A few months
ago, SRBP wrote a two-part piece that described the change in the way
politicians, bureaucrats, and the public looked at management and control of
offshore oil and gas resources.
It’s worth
looking at this again in light of a couple of recent developments.
In broadest
terms, the provincial government’s original
objectives in the negotiations that led to the Atlantic Accord – the one signed in 1985
– were:
- Provincial control and administration,
- Revenue that would end dependence on federal hand-outs, and
- Local benefits.
Since
2003, the provincial government has
dropped provincial administration and control and local benefits from its list
of expectations.
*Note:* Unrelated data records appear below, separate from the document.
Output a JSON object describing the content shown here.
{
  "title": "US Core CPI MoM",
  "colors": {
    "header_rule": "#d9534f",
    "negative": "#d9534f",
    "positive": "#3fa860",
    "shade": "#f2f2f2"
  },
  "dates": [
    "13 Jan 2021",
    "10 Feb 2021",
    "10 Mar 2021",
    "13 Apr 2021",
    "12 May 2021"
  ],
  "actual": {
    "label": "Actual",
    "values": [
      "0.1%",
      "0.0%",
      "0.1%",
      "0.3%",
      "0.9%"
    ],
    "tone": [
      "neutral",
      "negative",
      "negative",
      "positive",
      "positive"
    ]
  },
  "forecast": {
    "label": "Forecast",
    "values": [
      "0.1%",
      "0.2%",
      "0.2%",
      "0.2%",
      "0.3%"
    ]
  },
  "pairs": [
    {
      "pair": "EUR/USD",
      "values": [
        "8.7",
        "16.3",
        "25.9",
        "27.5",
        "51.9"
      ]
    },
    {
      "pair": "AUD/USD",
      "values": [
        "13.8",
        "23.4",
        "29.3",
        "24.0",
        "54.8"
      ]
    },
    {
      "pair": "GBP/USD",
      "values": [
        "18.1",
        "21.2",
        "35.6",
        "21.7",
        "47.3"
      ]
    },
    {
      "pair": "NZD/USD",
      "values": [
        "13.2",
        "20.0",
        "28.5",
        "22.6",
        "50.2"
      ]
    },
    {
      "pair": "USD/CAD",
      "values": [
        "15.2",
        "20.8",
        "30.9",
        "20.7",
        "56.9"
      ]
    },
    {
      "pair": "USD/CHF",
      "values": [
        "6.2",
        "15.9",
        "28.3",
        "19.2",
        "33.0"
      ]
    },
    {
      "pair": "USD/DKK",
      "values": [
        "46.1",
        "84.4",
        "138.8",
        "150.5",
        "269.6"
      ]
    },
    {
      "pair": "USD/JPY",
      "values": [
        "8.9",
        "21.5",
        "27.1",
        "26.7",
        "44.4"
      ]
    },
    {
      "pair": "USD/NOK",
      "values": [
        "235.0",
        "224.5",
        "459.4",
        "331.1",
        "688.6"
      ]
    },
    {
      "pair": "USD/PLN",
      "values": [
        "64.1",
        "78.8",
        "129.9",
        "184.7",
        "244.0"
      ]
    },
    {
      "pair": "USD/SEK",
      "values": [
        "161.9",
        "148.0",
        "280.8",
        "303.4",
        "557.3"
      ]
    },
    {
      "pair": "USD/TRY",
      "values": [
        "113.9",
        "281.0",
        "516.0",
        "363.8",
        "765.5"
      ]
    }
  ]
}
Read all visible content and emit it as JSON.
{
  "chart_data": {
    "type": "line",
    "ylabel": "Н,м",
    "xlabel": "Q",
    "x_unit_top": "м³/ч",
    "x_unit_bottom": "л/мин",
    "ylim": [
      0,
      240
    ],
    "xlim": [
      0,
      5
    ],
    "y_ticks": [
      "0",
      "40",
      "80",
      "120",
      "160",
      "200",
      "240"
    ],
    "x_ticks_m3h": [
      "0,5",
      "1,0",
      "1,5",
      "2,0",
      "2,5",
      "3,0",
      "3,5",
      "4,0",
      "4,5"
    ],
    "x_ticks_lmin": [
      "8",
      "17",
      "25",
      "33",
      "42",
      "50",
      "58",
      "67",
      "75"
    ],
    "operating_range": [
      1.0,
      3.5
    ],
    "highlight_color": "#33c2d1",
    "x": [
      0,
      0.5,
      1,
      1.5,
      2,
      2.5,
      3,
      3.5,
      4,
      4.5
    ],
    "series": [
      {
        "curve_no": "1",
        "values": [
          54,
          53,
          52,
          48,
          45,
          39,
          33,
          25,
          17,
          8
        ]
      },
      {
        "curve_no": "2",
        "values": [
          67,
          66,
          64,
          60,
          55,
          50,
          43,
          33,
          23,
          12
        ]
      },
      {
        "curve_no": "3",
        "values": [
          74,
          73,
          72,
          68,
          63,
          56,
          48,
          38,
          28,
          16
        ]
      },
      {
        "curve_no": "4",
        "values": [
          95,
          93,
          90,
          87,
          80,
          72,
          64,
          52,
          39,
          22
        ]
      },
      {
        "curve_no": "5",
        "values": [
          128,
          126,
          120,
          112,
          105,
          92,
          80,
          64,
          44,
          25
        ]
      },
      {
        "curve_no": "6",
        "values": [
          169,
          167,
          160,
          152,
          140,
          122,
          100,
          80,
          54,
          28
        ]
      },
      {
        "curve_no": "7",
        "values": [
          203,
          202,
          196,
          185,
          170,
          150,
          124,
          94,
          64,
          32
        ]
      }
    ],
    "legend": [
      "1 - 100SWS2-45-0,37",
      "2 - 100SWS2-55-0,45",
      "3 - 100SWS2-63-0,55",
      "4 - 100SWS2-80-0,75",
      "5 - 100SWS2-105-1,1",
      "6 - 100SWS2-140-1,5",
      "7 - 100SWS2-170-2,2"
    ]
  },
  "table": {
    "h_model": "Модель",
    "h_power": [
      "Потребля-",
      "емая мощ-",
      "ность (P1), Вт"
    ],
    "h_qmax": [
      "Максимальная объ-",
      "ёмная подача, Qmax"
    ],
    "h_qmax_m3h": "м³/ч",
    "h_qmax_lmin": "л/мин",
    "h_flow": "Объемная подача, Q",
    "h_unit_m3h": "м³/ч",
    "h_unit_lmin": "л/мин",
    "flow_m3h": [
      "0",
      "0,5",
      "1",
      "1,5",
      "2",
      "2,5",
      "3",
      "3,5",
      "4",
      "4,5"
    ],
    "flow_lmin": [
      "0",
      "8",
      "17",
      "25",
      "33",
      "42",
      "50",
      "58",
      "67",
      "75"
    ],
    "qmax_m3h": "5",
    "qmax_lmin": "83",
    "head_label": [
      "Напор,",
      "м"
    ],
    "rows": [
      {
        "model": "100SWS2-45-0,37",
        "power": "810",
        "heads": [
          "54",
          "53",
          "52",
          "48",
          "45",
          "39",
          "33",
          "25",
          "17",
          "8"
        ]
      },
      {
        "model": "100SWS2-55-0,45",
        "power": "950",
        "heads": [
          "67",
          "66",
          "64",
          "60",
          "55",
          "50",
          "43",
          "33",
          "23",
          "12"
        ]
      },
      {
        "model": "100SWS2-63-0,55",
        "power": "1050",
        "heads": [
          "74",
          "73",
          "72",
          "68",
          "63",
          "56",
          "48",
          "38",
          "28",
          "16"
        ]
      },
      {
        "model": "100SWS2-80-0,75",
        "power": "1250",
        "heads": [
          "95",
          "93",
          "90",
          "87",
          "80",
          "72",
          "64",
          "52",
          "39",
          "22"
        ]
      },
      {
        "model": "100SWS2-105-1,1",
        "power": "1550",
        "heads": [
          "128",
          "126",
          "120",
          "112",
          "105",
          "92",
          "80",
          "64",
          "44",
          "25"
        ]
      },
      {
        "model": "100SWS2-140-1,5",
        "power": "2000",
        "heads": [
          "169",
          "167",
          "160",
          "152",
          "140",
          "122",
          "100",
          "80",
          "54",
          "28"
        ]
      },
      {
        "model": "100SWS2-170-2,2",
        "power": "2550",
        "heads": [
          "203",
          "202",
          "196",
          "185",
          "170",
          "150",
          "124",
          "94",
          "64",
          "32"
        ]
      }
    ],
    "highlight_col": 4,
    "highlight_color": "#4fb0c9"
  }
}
Revenue is the only
concern left of the original ones and even that one has become simply
money. The notion that the revenue would
disconnect the province from federal hand-outs has also gone by the boards.
The 2005
revenue transfer agreement between Ottawa and St. John’s – deliberately misnamed
by the provincial government as the Atlantic Accord – was initially about a
transfer similar to Equalization and equal to the amount of revenue the
provincial government collected each year from the oil companies as royalties
under the 1985 agreement.
The argument
for the 2005 transfer was based on lies and misrepresentations. For example, the provincial government sets
the amount of revenue it collects from the offshore as if the resource was on
land and within provincial jurisdiction. It gets all the money. Politicians and
other people claimed that the provincial government only received as little as
15% of what it should get.
That wasn’t
true and, in the end, the 2005 arrangement did not change the Atlantic Accord
at all. Nor did it change the operations
of the Equalization program. The 2005
agreement simply transferred $2.6 billion to the provincial government from
Ottawa. The only connection to the 1985
agreement was that the federal and provincial government used oil royalties and
Equalization as the means to calculate the amount.